= Marinette Yacht =

Marinette yachts were a line of aluminum-magnesium alloy yachts manufactured by Aluminum Cruisers Inc. from 1954 to 1991 in Louisville, Kentucky.

==History==
In 1954 George Garcia, owner of Falls City Flying Service, introduced the ‘Marinette’ which was an aluminum houseboat initially built as a twin-hulled cruiser. Choosing to use an aluminum-magnesium alloy, whereas previous attempts at an aluminum watercraft had mainly involved small row boats made of a copper-aluminum alloy, the same metallic blend used on aircraft.

According to George Garcia, “copper and aluminum together are disastrous in the marine industry and they gave aluminum a terrible name we had to overcome.”

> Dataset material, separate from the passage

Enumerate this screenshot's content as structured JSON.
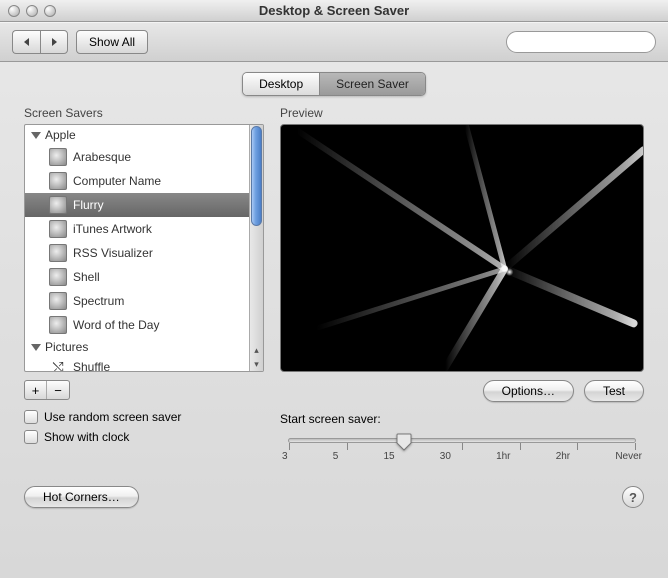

Marinettes were manufactured under the marine division of Falls City Flying Service, whose main business was fueling and servicing aircraft at Louisville's Bowman Field and later at Standiford Field. Eventually the marine division was incorporated into Aluminum Cruisers Inc. In addition to the trademark Marinette, the company also assembled 50 to 60 foot custom boats with a catamaran hull. Even though George Garcia sold the company in 1984, Aluminum Cruisers Inc. continued production of the Marinette until 1991 when the company was finally liquidated.

The manufacturing rights were later purchased by John Althouse with the intention of restarting production. No new boats are currently being manufactured.

The yachts varied in length from 26 to 44 feet, and included express, sport fisherman, sedan and dual cabin models on a semi-planing hull. The series was made of welded aluminum.

Most Marinettes today are used on inland rivers and lakes, although some are found in saltwater locations. They are, due to their light weight, relatively shallow chine angle, flat transom and broad beam, relatively fast and economical for boats of their size.